O presidente dos Estados Unidos, Donald Trump, afirmou que o Brasil falhou no combate ao Primeiro Comando da Capital (PCC) e ao Comando Vermelho (CV) e cobrou do governo Lula a adoção urgente de “medidas enérgicas” contra as duas organizações criminosas.

As declarações constam em um documento enviado pelo governo norte-americano ao Congresso dos Estados Unidos e divulgado nesta quarta-feira (16).
No relatório, Trump afirma que PCC e CV representam uma “ameaça crescente à paz e à segurança em todo o mundo”.
Trump cobra reação do governo brasileiro
Segundo o documento, enquanto outros governos do Hemisfério Ocidental estariam adotando medidas consideradas mais duras contra cartéis e organizações criminosas, o Brasil não estaria enfrentando adequadamente o PCC e o Comando Vermelho.
O texto afirma ainda que as facções brasileiras teriam contribuído para transformar o país em um importante ponto do fluxo internacional de cocaína.

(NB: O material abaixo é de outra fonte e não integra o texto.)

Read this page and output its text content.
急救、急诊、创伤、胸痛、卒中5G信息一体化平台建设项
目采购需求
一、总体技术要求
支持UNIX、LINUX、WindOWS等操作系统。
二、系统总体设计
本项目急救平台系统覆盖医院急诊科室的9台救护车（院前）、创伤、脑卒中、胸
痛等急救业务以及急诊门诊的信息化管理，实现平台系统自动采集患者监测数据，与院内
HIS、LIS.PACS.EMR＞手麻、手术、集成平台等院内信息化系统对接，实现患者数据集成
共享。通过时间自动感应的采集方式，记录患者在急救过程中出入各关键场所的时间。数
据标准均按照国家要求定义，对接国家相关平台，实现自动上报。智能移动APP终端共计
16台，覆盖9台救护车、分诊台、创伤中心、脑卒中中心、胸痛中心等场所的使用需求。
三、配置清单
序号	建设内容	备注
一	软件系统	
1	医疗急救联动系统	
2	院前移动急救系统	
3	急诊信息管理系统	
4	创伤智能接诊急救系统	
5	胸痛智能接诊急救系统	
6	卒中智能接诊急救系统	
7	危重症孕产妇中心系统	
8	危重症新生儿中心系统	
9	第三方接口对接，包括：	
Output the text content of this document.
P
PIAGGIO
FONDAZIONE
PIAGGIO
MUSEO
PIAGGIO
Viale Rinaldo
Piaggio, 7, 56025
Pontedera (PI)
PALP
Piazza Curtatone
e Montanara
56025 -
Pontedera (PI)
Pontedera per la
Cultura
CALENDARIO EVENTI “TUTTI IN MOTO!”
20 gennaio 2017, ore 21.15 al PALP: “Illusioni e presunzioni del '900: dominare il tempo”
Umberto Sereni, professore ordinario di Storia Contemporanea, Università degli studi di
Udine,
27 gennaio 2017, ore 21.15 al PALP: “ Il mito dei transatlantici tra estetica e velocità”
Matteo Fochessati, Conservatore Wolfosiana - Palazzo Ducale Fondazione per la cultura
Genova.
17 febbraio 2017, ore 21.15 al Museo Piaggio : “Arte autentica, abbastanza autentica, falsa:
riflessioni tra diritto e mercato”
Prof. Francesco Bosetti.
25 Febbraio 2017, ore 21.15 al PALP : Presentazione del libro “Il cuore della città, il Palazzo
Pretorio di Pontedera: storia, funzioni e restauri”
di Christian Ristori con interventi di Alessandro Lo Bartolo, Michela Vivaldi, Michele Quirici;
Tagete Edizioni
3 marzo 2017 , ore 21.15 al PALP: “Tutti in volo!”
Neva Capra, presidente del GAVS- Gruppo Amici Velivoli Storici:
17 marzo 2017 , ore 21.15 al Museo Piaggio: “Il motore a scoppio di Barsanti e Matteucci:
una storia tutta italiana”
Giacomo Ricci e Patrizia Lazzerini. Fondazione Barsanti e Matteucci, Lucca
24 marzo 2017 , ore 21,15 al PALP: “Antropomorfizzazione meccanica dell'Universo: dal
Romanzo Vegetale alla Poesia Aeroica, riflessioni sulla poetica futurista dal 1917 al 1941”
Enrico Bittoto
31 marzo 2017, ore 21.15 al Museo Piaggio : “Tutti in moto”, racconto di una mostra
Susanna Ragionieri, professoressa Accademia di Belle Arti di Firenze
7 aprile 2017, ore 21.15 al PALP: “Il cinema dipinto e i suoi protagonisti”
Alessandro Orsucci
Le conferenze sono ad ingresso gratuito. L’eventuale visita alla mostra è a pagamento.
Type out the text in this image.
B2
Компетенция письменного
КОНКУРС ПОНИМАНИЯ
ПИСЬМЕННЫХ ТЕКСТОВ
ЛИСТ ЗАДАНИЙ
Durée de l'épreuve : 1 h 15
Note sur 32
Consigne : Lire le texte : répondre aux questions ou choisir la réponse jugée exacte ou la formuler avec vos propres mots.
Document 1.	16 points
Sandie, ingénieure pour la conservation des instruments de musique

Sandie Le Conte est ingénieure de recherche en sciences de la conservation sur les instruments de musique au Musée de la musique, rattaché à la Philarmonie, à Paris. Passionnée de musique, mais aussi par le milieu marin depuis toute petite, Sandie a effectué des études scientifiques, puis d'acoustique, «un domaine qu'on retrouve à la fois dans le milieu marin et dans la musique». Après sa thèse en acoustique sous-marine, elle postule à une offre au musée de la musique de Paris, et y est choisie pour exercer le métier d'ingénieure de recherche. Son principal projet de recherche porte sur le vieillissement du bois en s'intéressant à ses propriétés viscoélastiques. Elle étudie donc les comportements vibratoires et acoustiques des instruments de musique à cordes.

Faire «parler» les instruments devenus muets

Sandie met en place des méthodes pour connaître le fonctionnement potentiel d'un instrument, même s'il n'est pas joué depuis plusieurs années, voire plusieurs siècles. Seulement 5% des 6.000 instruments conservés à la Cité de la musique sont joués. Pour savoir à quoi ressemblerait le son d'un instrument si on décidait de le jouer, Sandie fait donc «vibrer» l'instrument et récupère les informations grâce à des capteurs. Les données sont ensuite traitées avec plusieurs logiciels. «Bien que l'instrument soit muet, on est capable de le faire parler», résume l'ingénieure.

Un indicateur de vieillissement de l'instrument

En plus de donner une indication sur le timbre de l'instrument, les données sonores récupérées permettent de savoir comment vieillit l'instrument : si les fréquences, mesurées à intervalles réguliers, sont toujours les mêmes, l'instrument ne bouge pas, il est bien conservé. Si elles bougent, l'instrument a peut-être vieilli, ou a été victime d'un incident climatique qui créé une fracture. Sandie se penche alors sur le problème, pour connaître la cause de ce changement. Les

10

“O governo brasileiro precisa urgentemente adotar medidas firmes para enfrentá-las e derrotá-las antes que se espalhem e cresçam”, afirma o documento.
A avaliação representa a posição do governo Trump sobre a atuação brasileira contra o crime organizado.
PCC e CV foram classificados pelos EUA como organizações terroristas
O relatório ocorre após os Estados Unidos incluírem PCC e Comando Vermelho em sua lista de organizações terroristas.
A decisão amplia a pressão norte-americana sobre a atuação internacional das duas facções e sobre governos de países onde esses grupos mantêm presença ou operações.
No documento, Trump classifica as organizações como uma ameaça não apenas ao Brasil, mas também à segurança internacional.
Brasil não aparece em lista de grandes produtores ou rotas de drogas
Apesar das críticas, o Brasil não foi incluído na relação apresentada pelo governo norte-americano de países classificados como importantes locais de produção ou trânsito de drogas.
A lista inclui países como México, Colômbia, Bolívia, Venezuela, Peru, China, Afeganistão e outros.
O relatório também faz críticas a diferentes governos e pede medidas adicionais para conter o narcotráfico internacional.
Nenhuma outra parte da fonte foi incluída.